Un cuadro recientemente atribuido al pintor barroco neerlandés Rembrandt tras un proceso de restauración fue vendido este miércoles por 8 millones de libras (aproximadamente COP 36.000 millones) en una subasta organizada por la casa Sotheby’s en Londres. La obra, titulada ‘Dejad que los niños se acerquen a mí’ (c. 1627), era la pieza central de la subasta ‘Maestros de la Antigüedad’, pero no alcanzó las expectativas iniciales, que estimaban un precio de hasta 12 millones de libras (casi COP 54.000 millones).
Primera venta tras la atribución a Rembrandt
Es la primera vez que esta pintura, que representa una escena del evangelio de Lucas y está parcialmente inacabada, sale al mercado después de ser atribuida a Rembrandt (1606-1669). La obra data de su época de iniciación en Leiden, su ciudad natal. Fue descubierta en 2014 en otra subasta en Colonia (Alemania), donde estaba catalogada como una pintura neerlandesa anónima del siglo XVII y se vendió por un millón y medio de euros.

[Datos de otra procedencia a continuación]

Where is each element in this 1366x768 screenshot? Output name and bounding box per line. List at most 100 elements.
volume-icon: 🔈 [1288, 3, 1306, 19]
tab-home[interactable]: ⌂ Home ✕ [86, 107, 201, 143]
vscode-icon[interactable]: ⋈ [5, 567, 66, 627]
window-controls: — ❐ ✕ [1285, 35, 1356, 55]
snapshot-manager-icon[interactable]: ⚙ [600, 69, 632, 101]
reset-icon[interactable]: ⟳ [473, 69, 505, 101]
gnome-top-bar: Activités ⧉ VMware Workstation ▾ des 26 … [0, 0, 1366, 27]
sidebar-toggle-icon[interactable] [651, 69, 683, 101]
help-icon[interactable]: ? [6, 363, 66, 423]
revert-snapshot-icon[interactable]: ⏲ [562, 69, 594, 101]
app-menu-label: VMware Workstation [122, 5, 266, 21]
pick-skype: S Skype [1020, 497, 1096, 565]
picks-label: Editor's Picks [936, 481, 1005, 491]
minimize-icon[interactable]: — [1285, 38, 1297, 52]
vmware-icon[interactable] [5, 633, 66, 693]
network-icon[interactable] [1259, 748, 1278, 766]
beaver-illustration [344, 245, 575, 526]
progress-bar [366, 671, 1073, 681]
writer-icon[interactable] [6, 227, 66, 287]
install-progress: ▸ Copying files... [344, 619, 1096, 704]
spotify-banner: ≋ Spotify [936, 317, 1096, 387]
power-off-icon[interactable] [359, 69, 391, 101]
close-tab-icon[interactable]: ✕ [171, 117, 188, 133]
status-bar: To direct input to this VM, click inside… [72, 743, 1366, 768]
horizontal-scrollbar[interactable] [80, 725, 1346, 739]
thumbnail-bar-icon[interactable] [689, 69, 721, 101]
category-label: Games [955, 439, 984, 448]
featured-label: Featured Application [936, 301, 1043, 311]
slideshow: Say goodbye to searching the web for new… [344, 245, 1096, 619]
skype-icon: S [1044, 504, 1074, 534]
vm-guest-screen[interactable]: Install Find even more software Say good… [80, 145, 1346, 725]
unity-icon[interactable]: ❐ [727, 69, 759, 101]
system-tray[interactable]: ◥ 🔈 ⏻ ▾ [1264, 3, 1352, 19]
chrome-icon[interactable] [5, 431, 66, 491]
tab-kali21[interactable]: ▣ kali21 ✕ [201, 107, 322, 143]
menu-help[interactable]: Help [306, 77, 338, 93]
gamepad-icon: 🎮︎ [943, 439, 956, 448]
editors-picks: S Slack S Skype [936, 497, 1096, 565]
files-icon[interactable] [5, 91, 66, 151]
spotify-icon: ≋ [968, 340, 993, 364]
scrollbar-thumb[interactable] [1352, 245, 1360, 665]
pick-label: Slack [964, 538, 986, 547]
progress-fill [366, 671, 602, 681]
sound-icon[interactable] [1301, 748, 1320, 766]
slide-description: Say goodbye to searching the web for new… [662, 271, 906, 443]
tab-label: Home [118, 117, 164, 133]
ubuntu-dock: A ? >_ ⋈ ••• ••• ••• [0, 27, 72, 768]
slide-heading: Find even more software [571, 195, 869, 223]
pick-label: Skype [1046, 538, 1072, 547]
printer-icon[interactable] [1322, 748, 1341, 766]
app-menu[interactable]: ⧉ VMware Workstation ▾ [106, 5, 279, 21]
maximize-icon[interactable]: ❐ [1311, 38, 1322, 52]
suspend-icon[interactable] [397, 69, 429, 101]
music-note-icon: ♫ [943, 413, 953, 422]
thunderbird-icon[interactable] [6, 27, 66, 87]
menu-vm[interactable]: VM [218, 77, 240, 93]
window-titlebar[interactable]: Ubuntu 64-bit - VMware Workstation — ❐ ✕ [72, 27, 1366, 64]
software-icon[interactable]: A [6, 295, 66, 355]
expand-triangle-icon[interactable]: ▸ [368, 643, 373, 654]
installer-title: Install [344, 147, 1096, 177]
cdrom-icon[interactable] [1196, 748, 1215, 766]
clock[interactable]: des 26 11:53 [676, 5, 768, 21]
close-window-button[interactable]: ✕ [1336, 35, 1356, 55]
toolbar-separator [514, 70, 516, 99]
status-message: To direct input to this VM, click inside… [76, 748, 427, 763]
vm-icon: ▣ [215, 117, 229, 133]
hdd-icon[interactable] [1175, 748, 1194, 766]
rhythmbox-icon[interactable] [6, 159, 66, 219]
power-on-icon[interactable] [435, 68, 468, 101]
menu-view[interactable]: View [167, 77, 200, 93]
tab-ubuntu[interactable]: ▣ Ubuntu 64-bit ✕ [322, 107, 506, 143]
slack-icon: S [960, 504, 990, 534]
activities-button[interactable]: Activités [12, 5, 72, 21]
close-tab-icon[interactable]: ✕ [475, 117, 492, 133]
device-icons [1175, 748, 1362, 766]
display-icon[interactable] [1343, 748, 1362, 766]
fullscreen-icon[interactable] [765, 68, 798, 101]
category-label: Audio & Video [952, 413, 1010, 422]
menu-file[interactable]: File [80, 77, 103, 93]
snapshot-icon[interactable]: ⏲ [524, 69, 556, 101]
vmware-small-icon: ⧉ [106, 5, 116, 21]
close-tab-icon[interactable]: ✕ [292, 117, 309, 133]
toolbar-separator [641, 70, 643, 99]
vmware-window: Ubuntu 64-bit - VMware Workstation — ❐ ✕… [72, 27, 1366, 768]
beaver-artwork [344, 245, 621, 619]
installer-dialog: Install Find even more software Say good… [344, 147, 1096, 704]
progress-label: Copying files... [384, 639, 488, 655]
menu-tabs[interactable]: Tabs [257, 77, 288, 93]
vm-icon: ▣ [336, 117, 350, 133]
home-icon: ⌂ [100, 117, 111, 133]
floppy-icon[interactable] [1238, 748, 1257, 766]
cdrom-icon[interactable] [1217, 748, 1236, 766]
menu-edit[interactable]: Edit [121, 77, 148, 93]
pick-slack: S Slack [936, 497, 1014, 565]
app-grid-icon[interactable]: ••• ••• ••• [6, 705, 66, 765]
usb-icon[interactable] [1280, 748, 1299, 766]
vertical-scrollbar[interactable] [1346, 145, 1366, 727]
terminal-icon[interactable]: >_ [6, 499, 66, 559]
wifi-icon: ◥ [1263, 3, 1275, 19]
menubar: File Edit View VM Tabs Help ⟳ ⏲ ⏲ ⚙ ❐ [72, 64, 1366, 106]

El hallazgo tras una década de restauración
Algunos expertos identificaron entonces ciertos trazos en la parte superior del cuadro similares al estilo de Rembrandt, pero no fue hasta someterla a un proceso de restauración y limpieza de casi una década cuando se descubrió que la obra había sido repintada y alterada posteriormente por alguien anónimo. Se reveló que esta mano ajena borró el turbante de una de las figuras para sustituirlo por un gorro tradicional holandés y, mientras que Rembrandt había pintado a un niño desnudo, el artista posterior lo vistió.
Detalles fascinantes de la obra
En declaraciones antes de la venta, la jefa de pintura de Sotheby’s en Londres, Elizabeth Lopkovitz, explicó que lo más “fascinante” de esta obra es que, al estar inacabada, deja entrever el proceso de trabajo del maestro neerlandés, desde la composición hasta el esbozo del color y la luz. Además, Rembrandt incluyó retratos de su propia familia —como su padre, su madre y otros parientes— y en la esquina superior derecha se observa un autorretrato del propio pintor “asomándose” a la composición, comentó Lopkowitz.